# I have a strange question



## asere (Dec 7, 2011)

I was watching a movie on tv and during a music scene I could only hear the sub out of one ear (at least it seemed that way) Has this happened to anyone before.


----------



## nova (Apr 30, 2006)

Not quite sure what you mean. If you turned your head could you hear it with your other ear? I have heard some weird stuff on TV over the years, I just attributed it to problems with the transmission.


----------



## asere (Dec 7, 2011)

nova said:


> Not quite sure what you mean. If you turned your head could you hear it with your other ear? I have heard some weird stuff on TV over the years, I just attributed it to problems with the transmission.


No, even turning my head I could not hear it out of other ear. Could be the network. Can that happen if you have mild hearing loss with the upper frequencies?


----------



## Tonto (Jun 30, 2007)

The only thing I can think of is regulat TV might not be sending the lower sub frequencies which might make your sub localizable. Is your sub on that side of the room?


----------



## asere (Dec 7, 2011)

Tonto said:


> The only thing I can think of is regulat TV might not be sending the lower sub frequencies which might make your sub localizable. Is your sub on that side of the room?


No the sub in in the middle of the room.


----------



## lcaillo (May 2, 2006)

Sounds like your crossover frequency is too high. What kind of system do you have and how is the sub connected?


----------



## asere (Dec 7, 2011)

lcaillo said:


> Sounds like your crossover frequency is too high. What kind of system do you have and how is the sub connected?
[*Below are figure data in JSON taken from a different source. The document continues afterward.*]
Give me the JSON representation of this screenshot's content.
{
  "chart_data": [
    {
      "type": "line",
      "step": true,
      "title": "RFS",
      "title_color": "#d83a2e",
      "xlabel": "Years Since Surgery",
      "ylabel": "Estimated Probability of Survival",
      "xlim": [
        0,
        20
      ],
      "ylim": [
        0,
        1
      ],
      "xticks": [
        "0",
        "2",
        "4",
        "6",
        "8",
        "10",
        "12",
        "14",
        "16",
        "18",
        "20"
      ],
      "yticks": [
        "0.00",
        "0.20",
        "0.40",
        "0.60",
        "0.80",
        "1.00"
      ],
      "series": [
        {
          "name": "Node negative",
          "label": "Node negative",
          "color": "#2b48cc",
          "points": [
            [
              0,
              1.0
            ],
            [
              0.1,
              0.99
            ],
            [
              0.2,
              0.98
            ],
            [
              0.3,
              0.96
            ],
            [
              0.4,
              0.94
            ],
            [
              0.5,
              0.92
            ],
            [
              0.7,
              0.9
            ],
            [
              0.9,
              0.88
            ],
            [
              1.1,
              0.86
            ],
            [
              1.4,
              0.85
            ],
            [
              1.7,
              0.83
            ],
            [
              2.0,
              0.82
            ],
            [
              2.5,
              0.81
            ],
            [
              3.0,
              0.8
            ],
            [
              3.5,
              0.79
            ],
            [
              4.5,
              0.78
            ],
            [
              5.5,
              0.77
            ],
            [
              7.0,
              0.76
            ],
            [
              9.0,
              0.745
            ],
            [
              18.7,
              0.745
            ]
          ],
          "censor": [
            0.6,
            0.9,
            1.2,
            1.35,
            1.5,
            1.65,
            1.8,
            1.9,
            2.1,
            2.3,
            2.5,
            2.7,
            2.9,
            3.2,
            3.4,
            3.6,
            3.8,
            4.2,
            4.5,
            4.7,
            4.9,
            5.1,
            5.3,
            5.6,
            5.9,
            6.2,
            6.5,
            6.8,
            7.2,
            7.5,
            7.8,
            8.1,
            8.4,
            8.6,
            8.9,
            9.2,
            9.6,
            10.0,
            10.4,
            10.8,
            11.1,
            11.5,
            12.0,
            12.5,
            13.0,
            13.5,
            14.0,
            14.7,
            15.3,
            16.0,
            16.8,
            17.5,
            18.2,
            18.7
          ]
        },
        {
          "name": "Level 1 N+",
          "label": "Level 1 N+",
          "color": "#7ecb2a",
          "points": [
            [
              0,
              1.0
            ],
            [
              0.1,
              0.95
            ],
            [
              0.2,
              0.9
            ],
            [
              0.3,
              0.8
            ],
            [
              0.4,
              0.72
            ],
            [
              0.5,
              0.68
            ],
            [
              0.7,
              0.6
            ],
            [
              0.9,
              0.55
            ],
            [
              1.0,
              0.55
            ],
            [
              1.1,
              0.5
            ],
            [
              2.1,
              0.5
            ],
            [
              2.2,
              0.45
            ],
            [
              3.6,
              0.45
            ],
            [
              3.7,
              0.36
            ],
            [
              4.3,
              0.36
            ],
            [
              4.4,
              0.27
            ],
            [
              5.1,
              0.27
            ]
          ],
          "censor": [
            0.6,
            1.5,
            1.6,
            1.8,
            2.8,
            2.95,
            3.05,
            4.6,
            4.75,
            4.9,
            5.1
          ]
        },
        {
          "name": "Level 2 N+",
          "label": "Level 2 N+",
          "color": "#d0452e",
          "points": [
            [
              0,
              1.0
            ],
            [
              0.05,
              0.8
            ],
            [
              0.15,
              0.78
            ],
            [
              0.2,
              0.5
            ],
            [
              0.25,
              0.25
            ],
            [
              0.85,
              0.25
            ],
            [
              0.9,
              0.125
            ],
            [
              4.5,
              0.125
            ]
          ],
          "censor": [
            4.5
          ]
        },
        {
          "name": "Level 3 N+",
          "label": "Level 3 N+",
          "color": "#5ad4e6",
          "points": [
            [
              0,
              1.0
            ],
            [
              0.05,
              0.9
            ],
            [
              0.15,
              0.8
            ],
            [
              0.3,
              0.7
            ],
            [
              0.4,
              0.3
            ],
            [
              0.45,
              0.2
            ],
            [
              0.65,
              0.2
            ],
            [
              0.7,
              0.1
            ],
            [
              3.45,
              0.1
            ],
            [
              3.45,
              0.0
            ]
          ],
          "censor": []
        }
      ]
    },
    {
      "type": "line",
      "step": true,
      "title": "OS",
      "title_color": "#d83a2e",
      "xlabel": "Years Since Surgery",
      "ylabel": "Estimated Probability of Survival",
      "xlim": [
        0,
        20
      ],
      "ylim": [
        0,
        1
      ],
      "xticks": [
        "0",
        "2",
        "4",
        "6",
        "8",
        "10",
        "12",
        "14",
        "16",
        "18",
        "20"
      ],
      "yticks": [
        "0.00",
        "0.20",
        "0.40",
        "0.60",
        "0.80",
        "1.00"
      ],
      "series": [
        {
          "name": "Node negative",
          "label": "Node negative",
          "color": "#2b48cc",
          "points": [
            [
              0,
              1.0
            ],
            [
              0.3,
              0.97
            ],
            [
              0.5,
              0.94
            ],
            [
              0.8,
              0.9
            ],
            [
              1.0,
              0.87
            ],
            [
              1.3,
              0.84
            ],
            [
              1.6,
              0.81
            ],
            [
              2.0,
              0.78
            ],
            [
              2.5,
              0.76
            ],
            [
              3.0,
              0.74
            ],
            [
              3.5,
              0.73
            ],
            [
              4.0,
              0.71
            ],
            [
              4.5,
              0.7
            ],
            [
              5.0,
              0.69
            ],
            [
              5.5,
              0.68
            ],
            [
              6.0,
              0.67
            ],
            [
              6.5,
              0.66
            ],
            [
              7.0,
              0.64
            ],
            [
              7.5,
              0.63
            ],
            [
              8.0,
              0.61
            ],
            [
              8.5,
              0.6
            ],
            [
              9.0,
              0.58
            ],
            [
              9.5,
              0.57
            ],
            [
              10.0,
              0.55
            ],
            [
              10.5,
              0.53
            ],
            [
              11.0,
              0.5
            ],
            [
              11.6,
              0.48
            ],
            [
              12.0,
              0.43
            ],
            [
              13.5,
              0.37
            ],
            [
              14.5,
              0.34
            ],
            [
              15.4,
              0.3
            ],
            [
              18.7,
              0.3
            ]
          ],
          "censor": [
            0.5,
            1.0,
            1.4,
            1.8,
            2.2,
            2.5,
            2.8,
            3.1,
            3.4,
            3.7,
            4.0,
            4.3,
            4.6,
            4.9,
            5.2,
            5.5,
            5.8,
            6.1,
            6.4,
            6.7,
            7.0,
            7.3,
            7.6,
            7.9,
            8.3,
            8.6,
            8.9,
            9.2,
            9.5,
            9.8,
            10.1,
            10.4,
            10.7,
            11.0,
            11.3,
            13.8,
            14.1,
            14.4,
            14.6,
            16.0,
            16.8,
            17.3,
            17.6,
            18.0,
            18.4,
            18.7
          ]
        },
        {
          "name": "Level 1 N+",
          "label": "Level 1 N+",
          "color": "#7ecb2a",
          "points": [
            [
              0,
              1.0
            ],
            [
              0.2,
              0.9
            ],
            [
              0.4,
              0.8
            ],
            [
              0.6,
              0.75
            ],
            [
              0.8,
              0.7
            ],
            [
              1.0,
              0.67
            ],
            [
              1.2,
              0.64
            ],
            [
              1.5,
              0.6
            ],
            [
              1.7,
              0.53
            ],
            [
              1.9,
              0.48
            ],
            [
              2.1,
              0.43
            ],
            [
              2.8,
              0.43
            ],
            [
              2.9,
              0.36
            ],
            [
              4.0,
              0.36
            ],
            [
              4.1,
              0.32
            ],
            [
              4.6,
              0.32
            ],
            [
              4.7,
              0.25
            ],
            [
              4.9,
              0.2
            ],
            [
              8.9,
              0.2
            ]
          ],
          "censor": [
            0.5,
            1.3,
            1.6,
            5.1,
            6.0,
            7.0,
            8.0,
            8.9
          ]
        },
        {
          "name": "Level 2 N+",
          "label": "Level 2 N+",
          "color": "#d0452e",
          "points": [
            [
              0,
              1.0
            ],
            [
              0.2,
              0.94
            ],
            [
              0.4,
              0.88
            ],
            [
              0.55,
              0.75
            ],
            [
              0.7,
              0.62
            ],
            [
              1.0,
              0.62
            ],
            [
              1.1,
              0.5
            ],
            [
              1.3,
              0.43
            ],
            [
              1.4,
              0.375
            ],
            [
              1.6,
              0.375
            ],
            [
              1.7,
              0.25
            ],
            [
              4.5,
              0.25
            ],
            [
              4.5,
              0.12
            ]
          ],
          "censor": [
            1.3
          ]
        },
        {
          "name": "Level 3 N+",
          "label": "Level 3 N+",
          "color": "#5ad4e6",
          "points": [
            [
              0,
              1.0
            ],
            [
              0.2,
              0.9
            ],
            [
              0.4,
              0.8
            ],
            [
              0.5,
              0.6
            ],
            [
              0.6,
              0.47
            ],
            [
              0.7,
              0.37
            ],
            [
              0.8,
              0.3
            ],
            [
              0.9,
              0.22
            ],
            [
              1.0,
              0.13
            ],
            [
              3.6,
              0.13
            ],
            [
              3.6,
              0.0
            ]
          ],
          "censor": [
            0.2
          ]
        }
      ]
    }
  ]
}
The sub is kreisel 12012 set by Audyssey with a 5.1 system.


----------



## lcaillo (May 2, 2006)

Where is the crossover set?


----------



## asere (Dec 7, 2011)

lcaillo said:


> Where is the crossover set?


All speakers set to 80. Sub set to IN so avr manages sub.


----------



## chashint (Jan 12, 2011)

If you could hear the sub with one ear, maybe you went deaf at those frequencies for a little while in the other ear.


----------



## asere (Dec 7, 2011)

chashint said:


> If you could hear the sub with one ear, maybe you went deaf at those frequencies for a little while in the other ear.


I do know I have mild loss on high frequencies.


----------



## flamingeye (Apr 2, 2008)

asere said:


> No the sub in in the middle of the room.


I might be misunderstanding your answer here, but why do you have your sub set up in the middle of your room ? that can't be a very good spot for a sub to preform it's best in


----------



## asere (Dec 7, 2011)

flamingeye said:


> I might be misunderstanding your answer here, but why do you have your sub set up in the middle of your room ? that can't be a very good spot for a sub to preform it's best in


I meant to say middle of front wall.


----------



## flamingeye (Apr 2, 2008)

asere said:


> I meant to say middle of front wall.


ok that makes way more sense and I figured that couldn't be what you where doing because why in the world would somebody do something like that unless they where doing an experiment.


----------